Posó los pies, escuchó un pequeño crujido y no supo si eran sus tobillos, sus rodillas o la maltratada madera del suelo de su hogar. Aun así, arrugando la barbilla y la frente, sonrió y se dio los buenos días en silencio.
Se levantó despacio, apoyando la base de su bastón de roble. Se aseó, se alisó la larga y canosa barba y se vistió con una túnica de harpillera no demasiado desgastada.
Hizo unos chasquidos con la lengua en el paladar y la pequeña Maya salió de uno de los boquetes que había en la pared. Con esfuerzo, se agachó y le acercó su mano. La pequeña rata albina de ojos azules olisqueó sus dedos y, reconociéndolo, corrió brazo arriba hasta su hombro. Dio un pequeño mordisquito en la oreja del anciano, que inclinó la cabeza en un gesto cariñoso, y se deslizó túnica abajo hacia uno de los bolsillos.
El hombre abrió la despensa y cogió un trozo de pan de hacía unos días que aún no tenía demasiado moho y un pedazo de queso que, por ahora, seguía oliendo mejor que sus pies. Dio un bocado al pan y otro al queso y los dejó en su bolsillo para que Maya también pudiera desayunar.
Puso algunos de sus pergaminos bajo el brazo y apoyándose con la mano derecha en su bastón se dirigió hacia la puerta.
Hacía rato que había amanecido y la suave brisa, los rayos del sol, el calor del ambiente y las voces del mercado del pueblo se colaron una detrás detrás de otra por el umbral.
—Buenos días, señor Hermes— dijo una voz grave que reconoció de inmediato.
—Buenos días, Elián— respondió Hermes al jardinero, que llevaba varios ramilletes de flores en su camino hacia el mercado.
Hermes cerró la puerta dando, sin querer, un fuerte golpe que hizo ladrar a algunos perros que, hasta ese momento, habían estado peleándose por un hueso de pollo. Dio dos vueltas a la llave y la dejó a buen recaudo en el bolsillo libre de su túnica. Pausadamente, mientras sentía el rumor de la hojarasca bajo sus botas caminó siguiendo su rutina diaria.
Llegó al mercado y saludó, uno a uno, a todos los comerciantes, amigos y conocidos que encontró. Siempre había sido tan querido que no podía dar tres pasos seguidos sin que alguna que otra persona se hubiese detenido a darle los buenos días, preguntarle cómo estaba o interesarse por sus necesidades. Algunos de sus congéneres le regalaron algo de fruta y pescado del día.

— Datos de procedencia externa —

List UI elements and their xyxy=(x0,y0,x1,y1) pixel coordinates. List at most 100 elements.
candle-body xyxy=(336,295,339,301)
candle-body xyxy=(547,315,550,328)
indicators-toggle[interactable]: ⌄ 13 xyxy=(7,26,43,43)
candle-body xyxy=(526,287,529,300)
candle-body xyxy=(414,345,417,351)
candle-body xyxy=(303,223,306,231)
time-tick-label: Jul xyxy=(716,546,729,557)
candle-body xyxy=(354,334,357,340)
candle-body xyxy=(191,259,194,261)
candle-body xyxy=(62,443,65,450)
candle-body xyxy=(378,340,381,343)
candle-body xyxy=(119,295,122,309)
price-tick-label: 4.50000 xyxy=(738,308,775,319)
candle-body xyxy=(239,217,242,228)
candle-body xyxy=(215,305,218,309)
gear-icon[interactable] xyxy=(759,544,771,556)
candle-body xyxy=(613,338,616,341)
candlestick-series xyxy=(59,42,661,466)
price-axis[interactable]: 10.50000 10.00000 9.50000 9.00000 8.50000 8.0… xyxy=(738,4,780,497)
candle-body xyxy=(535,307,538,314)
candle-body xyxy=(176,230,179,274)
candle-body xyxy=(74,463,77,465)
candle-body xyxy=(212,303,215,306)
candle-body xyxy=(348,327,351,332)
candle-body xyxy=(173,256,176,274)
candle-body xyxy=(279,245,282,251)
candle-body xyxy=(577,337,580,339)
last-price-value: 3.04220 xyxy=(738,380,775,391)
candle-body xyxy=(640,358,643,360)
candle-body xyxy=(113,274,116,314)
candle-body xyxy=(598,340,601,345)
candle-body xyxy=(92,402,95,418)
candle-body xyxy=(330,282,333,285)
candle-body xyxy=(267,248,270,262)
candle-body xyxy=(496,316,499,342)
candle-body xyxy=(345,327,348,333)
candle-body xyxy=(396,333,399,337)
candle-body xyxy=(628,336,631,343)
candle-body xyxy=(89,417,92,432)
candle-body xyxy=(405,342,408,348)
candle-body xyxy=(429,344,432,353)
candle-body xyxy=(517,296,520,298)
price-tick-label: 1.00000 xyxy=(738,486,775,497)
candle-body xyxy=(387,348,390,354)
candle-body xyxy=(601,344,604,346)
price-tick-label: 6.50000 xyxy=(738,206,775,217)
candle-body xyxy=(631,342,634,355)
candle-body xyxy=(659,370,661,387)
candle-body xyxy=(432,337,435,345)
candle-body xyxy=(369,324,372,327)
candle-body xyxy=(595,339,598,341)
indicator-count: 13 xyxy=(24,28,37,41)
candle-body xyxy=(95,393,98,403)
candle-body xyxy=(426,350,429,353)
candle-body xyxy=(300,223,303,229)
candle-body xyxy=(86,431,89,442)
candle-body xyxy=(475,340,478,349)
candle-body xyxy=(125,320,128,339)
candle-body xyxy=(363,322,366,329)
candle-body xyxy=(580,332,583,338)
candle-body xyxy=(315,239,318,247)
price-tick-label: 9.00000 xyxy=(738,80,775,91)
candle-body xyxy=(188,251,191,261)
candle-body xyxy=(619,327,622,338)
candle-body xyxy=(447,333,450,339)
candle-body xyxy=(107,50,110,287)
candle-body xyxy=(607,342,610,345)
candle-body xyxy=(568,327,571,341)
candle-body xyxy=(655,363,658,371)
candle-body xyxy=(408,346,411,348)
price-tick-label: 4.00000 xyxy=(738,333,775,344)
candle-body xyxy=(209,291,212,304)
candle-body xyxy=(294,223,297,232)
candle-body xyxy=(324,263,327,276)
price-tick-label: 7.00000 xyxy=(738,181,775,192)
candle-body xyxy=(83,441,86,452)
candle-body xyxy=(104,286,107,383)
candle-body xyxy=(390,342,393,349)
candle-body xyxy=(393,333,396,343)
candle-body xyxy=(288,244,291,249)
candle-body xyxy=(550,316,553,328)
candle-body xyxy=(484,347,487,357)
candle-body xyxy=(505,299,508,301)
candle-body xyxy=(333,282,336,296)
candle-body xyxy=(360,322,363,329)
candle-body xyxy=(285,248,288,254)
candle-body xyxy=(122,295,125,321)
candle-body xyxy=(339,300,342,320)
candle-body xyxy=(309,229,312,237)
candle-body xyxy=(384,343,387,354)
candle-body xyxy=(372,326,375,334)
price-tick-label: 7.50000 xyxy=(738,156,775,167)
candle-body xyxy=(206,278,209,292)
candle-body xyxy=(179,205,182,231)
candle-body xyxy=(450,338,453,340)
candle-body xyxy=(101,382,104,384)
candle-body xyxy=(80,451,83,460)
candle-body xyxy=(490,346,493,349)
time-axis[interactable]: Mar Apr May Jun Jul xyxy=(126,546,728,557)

Nadie era capaz de recordar cuándo había llegado a la aldea, ni siquiera los más viejos del lugar, era como si siempre hubiera vivido allí y todos sentían una profunda admiración por él.
Sin embargo, lo que más feliz le hacía, y que le hacía volver a sentirse joven por unos instantes, era escuchar las voces infantiles que, acompañadas de sonrisas melladas, gritaban:
—¡Ya está aquí el Señor Hermes!
—¡Vamos!
—¿Puedo, mamá?
—¿Qué sorpresa nos traerá hoy?
Así, desde que entraba al mercado y por el camino que recorría todo el pueblo, niños, niñas y adolescentes iban a su alrededor sin dejar de hablarle y de cuchichear entre ellos, saltando, brincando, corriendo a su lado, llenos de ilusión y curiosidad y con sus ojos refulgentes de inocencia y nerviosismo. Avanzaron por todo el pueblo hasta llegar al lugar donde se creaba la magia.
El cuentacuentos, seguido por su séquito, llegó a la laguna. Era un pequeño claro del bosque bañado por la sombra de los altos árboles que la rodeaban en la que el canto de los pájaros se mezclaba con el silbido del viento, que hacía danzar suavemente a las flores y los juncos que nacían entre el agua y la tierra.
Allí estaban ellos, como cada día, fieles a su cita con los cuentos, a cada lado de la roca en la que él solía sentarse: la chica juguetona de cabello rosa y ojos violeta y el jovial chico de cabello rubio y ojos azules. Ellos, en los doce y trece años que hacía que los conocía, nunca se habían perdido sus historias.